Mathieu, qui épinglait « ces renégats dont la légitimité ne s’est conquise qu’à l’aide d’un passé récusé », qualifiait l’œuvre de Duchamp de « transartistique », ce qui est bien vu, il rapporte une conversation avec Castelli :

-« savez-vous que je vous considère comme le plus grand fossoyeur de l’art contemporain ?

- Non, répondit l‘autre, ce n’est pas moi, c’est Duchamp.

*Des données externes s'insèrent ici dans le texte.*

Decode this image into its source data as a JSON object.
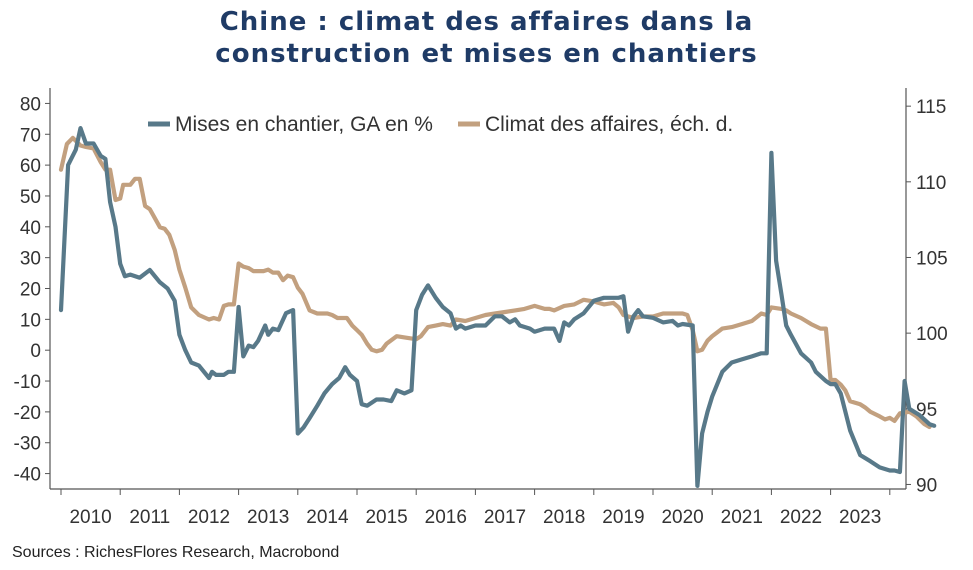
{
  "title": {
    "line1": "Chine : climat des affaires dans la",
    "line2": "construction et mises en chantiers"
  },
  "source": "Sources : RichesFlores Research, Macrobond",
  "chart_data": {
    "type": "line",
    "title": "Chine : climat des affaires dans la construction et mises en chantiers",
    "xlabel": "",
    "ylabel": "",
    "x_ticks": [
      "2010",
      "2011",
      "2012",
      "2013",
      "2014",
      "2015",
      "2016",
      "2017",
      "2018",
      "2019",
      "2020",
      "2021",
      "2022",
      "2023"
    ],
    "y_left": {
      "min": -45,
      "max": 85,
      "ticks": [
        80,
        70,
        60,
        50,
        40,
        30,
        20,
        10,
        0,
        -10,
        -20,
        -30,
        -40
      ]
    },
    "y_right": {
      "min": 89.7,
      "max": 116.2,
      "ticks": [
        115,
        110,
        105,
        100,
        95,
        90
      ]
    },
    "legend_placement": "top-center",
    "series": [
      {
        "name": "Mises en chantier, GA en %",
        "axis": "left",
        "color": "#587989",
        "points": [
          [
            2009.0,
            13
          ],
          [
            2009.12,
            60
          ],
          [
            2009.25,
            65
          ],
          [
            2009.33,
            72
          ],
          [
            2009.42,
            67
          ],
          [
            2009.55,
            67
          ],
          [
            2009.67,
            63
          ],
          [
            2009.75,
            62
          ],
          [
            2009.83,
            48
          ],
          [
            2009.92,
            40
          ],
          [
            2010.0,
            28
          ],
          [
            2010.08,
            24
          ],
          [
            2010.17,
            24.5
          ],
          [
            2010.33,
            23.5
          ],
          [
            2010.5,
            26
          ],
          [
            2010.67,
            22
          ],
          [
            2010.8,
            20
          ],
          [
            2010.92,
            16
          ],
          [
            2011.0,
            5
          ],
          [
            2011.1,
            0
          ],
          [
            2011.2,
            -4
          ],
          [
            2011.33,
            -5
          ],
          [
            2011.5,
            -9
          ],
          [
            2011.55,
            -7
          ],
          [
            2011.62,
            -8
          ],
          [
            2011.75,
            -8
          ],
          [
            2011.83,
            -7
          ],
          [
            2011.92,
            -7
          ],
          [
            2012.0,
            14
          ],
          [
            2012.08,
            -2
          ],
          [
            2012.17,
            1.5
          ],
          [
            2012.25,
            1
          ],
          [
            2012.33,
            3
          ],
          [
            2012.45,
            8
          ],
          [
            2012.5,
            5
          ],
          [
            2012.58,
            7
          ],
          [
            2012.67,
            6.5
          ],
          [
            2012.8,
            12
          ],
          [
            2012.92,
            13
          ],
          [
            2013.0,
            -27
          ],
          [
            2013.1,
            -25
          ],
          [
            2013.2,
            -22
          ],
          [
            2013.33,
            -18
          ],
          [
            2013.45,
            -14
          ],
          [
            2013.58,
            -11
          ],
          [
            2013.7,
            -9
          ],
          [
            2013.8,
            -5.5
          ],
          [
            2013.88,
            -8
          ],
          [
            2014.0,
            -10
          ],
          [
            2014.08,
            -17.5
          ],
          [
            2014.17,
            -18
          ],
          [
            2014.33,
            -16
          ],
          [
            2014.45,
            -16
          ],
          [
            2014.58,
            -16.5
          ],
          [
            2014.67,
            -13
          ],
          [
            2014.8,
            -14
          ],
          [
            2014.92,
            -13
          ],
          [
            2015.0,
            13
          ],
          [
            2015.1,
            18
          ],
          [
            2015.2,
            21
          ],
          [
            2015.33,
            17
          ],
          [
            2015.45,
            14
          ],
          [
            2015.58,
            12
          ],
          [
            2015.67,
            7
          ],
          [
            2015.75,
            8
          ],
          [
            2015.83,
            7
          ],
          [
            2016.0,
            8
          ],
          [
            2016.17,
            8
          ],
          [
            2016.33,
            11
          ],
          [
            2016.45,
            11
          ],
          [
            2016.58,
            9
          ],
          [
            2016.67,
            10
          ],
          [
            2016.75,
            8
          ],
          [
            2016.92,
            7
          ],
          [
            2017.0,
            6
          ],
          [
            2017.17,
            7
          ],
          [
            2017.33,
            7
          ],
          [
            2017.42,
            3
          ],
          [
            2017.5,
            9
          ],
          [
            2017.58,
            8
          ],
          [
            2017.67,
            10
          ],
          [
            2017.83,
            12
          ],
          [
            2018.0,
            16
          ],
          [
            2018.17,
            17
          ],
          [
            2018.33,
            17
          ],
          [
            2018.42,
            17
          ],
          [
            2018.5,
            17.5
          ],
          [
            2018.58,
            6
          ],
          [
            2018.67,
            11
          ],
          [
            2018.75,
            13
          ],
          [
            2018.83,
            11
          ],
          [
            2019.0,
            10.5
          ],
          [
            2019.17,
            9
          ],
          [
            2019.33,
            9.5
          ],
          [
            2019.42,
            8
          ],
          [
            2019.5,
            8.5
          ],
          [
            2019.67,
            8
          ],
          [
            2019.75,
            -44
          ],
          [
            2019.83,
            -27
          ],
          [
            2019.92,
            -20
          ],
          [
            2020.0,
            -15
          ],
          [
            2020.17,
            -7
          ],
          [
            2020.33,
            -4
          ],
          [
            2020.5,
            -3
          ],
          [
            2020.67,
            -2
          ],
          [
            2020.83,
            -1
          ],
          [
            2020.92,
            -1
          ],
          [
            2021.0,
            64
          ],
          [
            2021.08,
            29
          ],
          [
            2021.17,
            18
          ],
          [
            2021.25,
            8
          ],
          [
            2021.33,
            5
          ],
          [
            2021.5,
            -1
          ],
          [
            2021.67,
            -4
          ],
          [
            2021.75,
            -7
          ],
          [
            2021.92,
            -10
          ],
          [
            2022.0,
            -11
          ],
          [
            2022.08,
            -11
          ],
          [
            2022.17,
            -14
          ],
          [
            2022.33,
            -26
          ],
          [
            2022.5,
            -34
          ],
          [
            2022.67,
            -36
          ],
          [
            2022.83,
            -38
          ],
          [
            2023.0,
            -39
          ],
          [
            2023.08,
            -39
          ],
          [
            2023.17,
            -39.5
          ],
          [
            2023.25,
            -10
          ],
          [
            2023.33,
            -19
          ],
          [
            2023.5,
            -21
          ],
          [
            2023.67,
            -24
          ],
          [
            2023.75,
            -24.5
          ]
        ]
      },
      {
        "name": "Climat des affaires, éch. d.",
        "axis": "right",
        "color": "#c2a07f",
        "points": [
          [
            2009.0,
            110.8
          ],
          [
            2009.1,
            112.5
          ],
          [
            2009.2,
            112.9
          ],
          [
            2009.33,
            112.4
          ],
          [
            2009.42,
            112.3
          ],
          [
            2009.55,
            112.2
          ],
          [
            2009.67,
            111.3
          ],
          [
            2009.75,
            110.8
          ],
          [
            2009.83,
            110.8
          ],
          [
            2009.92,
            108.8
          ],
          [
            2010.0,
            108.9
          ],
          [
            2010.05,
            109.8
          ],
          [
            2010.17,
            109.8
          ],
          [
            2010.25,
            110.2
          ],
          [
            2010.33,
            110.2
          ],
          [
            2010.42,
            108.4
          ],
          [
            2010.5,
            108.2
          ],
          [
            2010.67,
            107.0
          ],
          [
            2010.75,
            106.9
          ],
          [
            2010.83,
            106.5
          ],
          [
            2010.92,
            105.5
          ],
          [
            2011.0,
            104.2
          ],
          [
            2011.1,
            103.0
          ],
          [
            2011.2,
            101.7
          ],
          [
            2011.33,
            101.2
          ],
          [
            2011.5,
            100.9
          ],
          [
            2011.58,
            101.0
          ],
          [
            2011.67,
            100.9
          ],
          [
            2011.75,
            101.8
          ],
          [
            2011.83,
            101.9
          ],
          [
            2011.92,
            101.9
          ],
          [
            2012.0,
            104.6
          ],
          [
            2012.08,
            104.4
          ],
          [
            2012.17,
            104.3
          ],
          [
            2012.25,
            104.1
          ],
          [
            2012.42,
            104.1
          ],
          [
            2012.5,
            104.2
          ],
          [
            2012.58,
            104.0
          ],
          [
            2012.67,
            104.0
          ],
          [
            2012.75,
            103.5
          ],
          [
            2012.83,
            103.8
          ],
          [
            2012.92,
            103.7
          ],
          [
            2013.0,
            103.0
          ],
          [
            2013.08,
            102.6
          ],
          [
            2013.2,
            101.5
          ],
          [
            2013.33,
            101.3
          ],
          [
            2013.5,
            101.3
          ],
          [
            2013.58,
            101.2
          ],
          [
            2013.67,
            101.0
          ],
          [
            2013.83,
            101.0
          ],
          [
            2013.92,
            100.5
          ],
          [
            2014.0,
            100.2
          ],
          [
            2014.08,
            99.9
          ],
          [
            2014.17,
            99.3
          ],
          [
            2014.25,
            98.9
          ],
          [
            2014.33,
            98.8
          ],
          [
            2014.42,
            98.9
          ],
          [
            2014.5,
            99.3
          ],
          [
            2014.67,
            99.8
          ],
          [
            2014.83,
            99.7
          ],
          [
            2015.0,
            99.6
          ],
          [
            2015.08,
            99.8
          ],
          [
            2015.2,
            100.4
          ],
          [
            2015.33,
            100.5
          ],
          [
            2015.45,
            100.6
          ],
          [
            2015.58,
            100.5
          ],
          [
            2015.67,
            100.9
          ],
          [
            2015.83,
            100.8
          ],
          [
            2016.0,
            101.0
          ],
          [
            2016.17,
            101.2
          ],
          [
            2016.33,
            101.3
          ],
          [
            2016.5,
            101.4
          ],
          [
            2016.67,
            101.5
          ],
          [
            2016.83,
            101.6
          ],
          [
            2017.0,
            101.8
          ],
          [
            2017.17,
            101.6
          ],
          [
            2017.25,
            101.6
          ],
          [
            2017.33,
            101.5
          ],
          [
            2017.5,
            101.8
          ],
          [
            2017.67,
            101.9
          ],
          [
            2017.83,
            102.2
          ],
          [
            2018.0,
            102.1
          ],
          [
            2018.08,
            102.0
          ],
          [
            2018.17,
            101.9
          ],
          [
            2018.33,
            102.0
          ],
          [
            2018.42,
            101.7
          ],
          [
            2018.5,
            101.2
          ],
          [
            2018.67,
            101.0
          ],
          [
            2018.83,
            101.1
          ],
          [
            2019.0,
            101.1
          ],
          [
            2019.17,
            101.3
          ],
          [
            2019.33,
            101.3
          ],
          [
            2019.5,
            101.3
          ],
          [
            2019.58,
            101.2
          ],
          [
            2019.67,
            100.2
          ],
          [
            2019.75,
            98.8
          ],
          [
            2019.83,
            98.9
          ],
          [
            2019.92,
            99.5
          ],
          [
            2020.0,
            99.8
          ],
          [
            2020.17,
            100.3
          ],
          [
            2020.33,
            100.4
          ],
          [
            2020.5,
            100.6
          ],
          [
            2020.67,
            100.8
          ],
          [
            2020.83,
            101.3
          ],
          [
            2020.92,
            101.2
          ],
          [
            2021.0,
            101.7
          ],
          [
            2021.17,
            101.6
          ],
          [
            2021.25,
            101.5
          ],
          [
            2021.33,
            101.3
          ],
          [
            2021.5,
            101.0
          ],
          [
            2021.67,
            100.6
          ],
          [
            2021.83,
            100.3
          ],
          [
            2021.92,
            100.3
          ],
          [
            2022.0,
            96.9
          ],
          [
            2022.08,
            96.9
          ],
          [
            2022.17,
            96.6
          ],
          [
            2022.25,
            96.2
          ],
          [
            2022.33,
            95.5
          ],
          [
            2022.5,
            95.3
          ],
          [
            2022.58,
            95.1
          ],
          [
            2022.67,
            94.8
          ],
          [
            2022.83,
            94.5
          ],
          [
            2022.92,
            94.3
          ],
          [
            2023.0,
            94.4
          ],
          [
            2023.08,
            94.2
          ],
          [
            2023.17,
            94.7
          ],
          [
            2023.33,
            94.8
          ],
          [
            2023.45,
            94.5
          ],
          [
            2023.58,
            94.0
          ],
          [
            2023.67,
            93.8
          ]
        ]
      }
    ]
  }
}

- Oui, mais Duchamp avait de l’humour… »

Significative encore, l’anecdote où Clément Greenberg  lui dédicace une photo « A G. Mathieu, le peintre d’outre atlantique que j’admire le plus », « tout en m’interdisant de rendre public ce jugement craignant d’attenter à la réputation d’hégémonie artistique des États-Unis ». « L’intelligentsia américaine de gauche, voulant se démarquer du stalinisme … prit partie pour la peinture abstraite… ».

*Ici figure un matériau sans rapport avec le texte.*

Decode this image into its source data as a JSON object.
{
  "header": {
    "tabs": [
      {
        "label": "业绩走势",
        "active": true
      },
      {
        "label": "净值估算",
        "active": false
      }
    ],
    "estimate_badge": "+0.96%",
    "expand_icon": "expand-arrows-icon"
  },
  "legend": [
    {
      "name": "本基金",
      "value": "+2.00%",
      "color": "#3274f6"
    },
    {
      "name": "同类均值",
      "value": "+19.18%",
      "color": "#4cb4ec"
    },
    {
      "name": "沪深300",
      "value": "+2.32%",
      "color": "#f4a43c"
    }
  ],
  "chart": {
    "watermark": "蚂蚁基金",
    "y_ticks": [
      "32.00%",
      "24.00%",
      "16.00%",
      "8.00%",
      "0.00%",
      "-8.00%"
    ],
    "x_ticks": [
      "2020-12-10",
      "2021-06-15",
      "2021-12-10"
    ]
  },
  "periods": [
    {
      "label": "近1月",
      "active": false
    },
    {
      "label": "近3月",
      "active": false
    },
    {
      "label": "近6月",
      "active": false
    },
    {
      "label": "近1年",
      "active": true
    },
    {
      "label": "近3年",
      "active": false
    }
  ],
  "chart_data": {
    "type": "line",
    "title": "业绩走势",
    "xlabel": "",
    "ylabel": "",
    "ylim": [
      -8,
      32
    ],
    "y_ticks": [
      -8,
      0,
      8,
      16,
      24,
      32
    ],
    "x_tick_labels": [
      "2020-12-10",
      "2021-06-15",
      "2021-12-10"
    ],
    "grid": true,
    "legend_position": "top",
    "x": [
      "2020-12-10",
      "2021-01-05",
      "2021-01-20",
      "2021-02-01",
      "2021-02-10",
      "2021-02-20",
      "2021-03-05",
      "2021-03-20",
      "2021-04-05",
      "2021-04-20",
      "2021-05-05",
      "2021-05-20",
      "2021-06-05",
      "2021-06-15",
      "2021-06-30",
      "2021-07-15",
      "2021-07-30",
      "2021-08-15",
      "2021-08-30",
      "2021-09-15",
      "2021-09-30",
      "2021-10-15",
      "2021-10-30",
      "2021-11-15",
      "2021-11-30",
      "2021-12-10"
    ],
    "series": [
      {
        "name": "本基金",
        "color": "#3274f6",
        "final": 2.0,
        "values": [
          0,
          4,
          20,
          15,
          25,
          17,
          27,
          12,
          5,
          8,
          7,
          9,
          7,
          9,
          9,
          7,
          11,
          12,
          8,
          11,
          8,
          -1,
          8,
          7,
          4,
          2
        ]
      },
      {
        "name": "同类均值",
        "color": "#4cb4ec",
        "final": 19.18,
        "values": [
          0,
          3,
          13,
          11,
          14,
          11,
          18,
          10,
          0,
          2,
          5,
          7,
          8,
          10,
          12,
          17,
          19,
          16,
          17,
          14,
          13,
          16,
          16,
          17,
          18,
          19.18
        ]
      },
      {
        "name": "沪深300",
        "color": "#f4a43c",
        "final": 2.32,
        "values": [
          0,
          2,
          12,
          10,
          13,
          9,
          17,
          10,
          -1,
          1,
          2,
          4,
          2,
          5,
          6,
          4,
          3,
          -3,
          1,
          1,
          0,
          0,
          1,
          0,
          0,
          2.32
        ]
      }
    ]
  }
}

« L’avant-garde américaine (devient) une arme culturelle contre la propagande soviétique », bref un effet « du nationalisme américain incarnant une véritable idéologie dont le sectarisme n’a cessé de croitre ». Avec la complicité des médias, de l’intelligentsia et de la bureaucratie française peut-on ajouter aujourd‘hui.

 

Christine Sourgins.

Article publié sur le site Culture.Mag le 29/06/2012

 

Christine Sourgins est une de nos meilleures critiques et historiennes de l’art. Pourfendeuse infatigable des fumisteries contemporaines et de « l’art par le fric », elle collabore à de nombreuses revues (Commentaire, Liberté politique, Catholica, La Nef). Elle a récemment publié Les mirages de l’art contemporain (La Table Ronde, 2005).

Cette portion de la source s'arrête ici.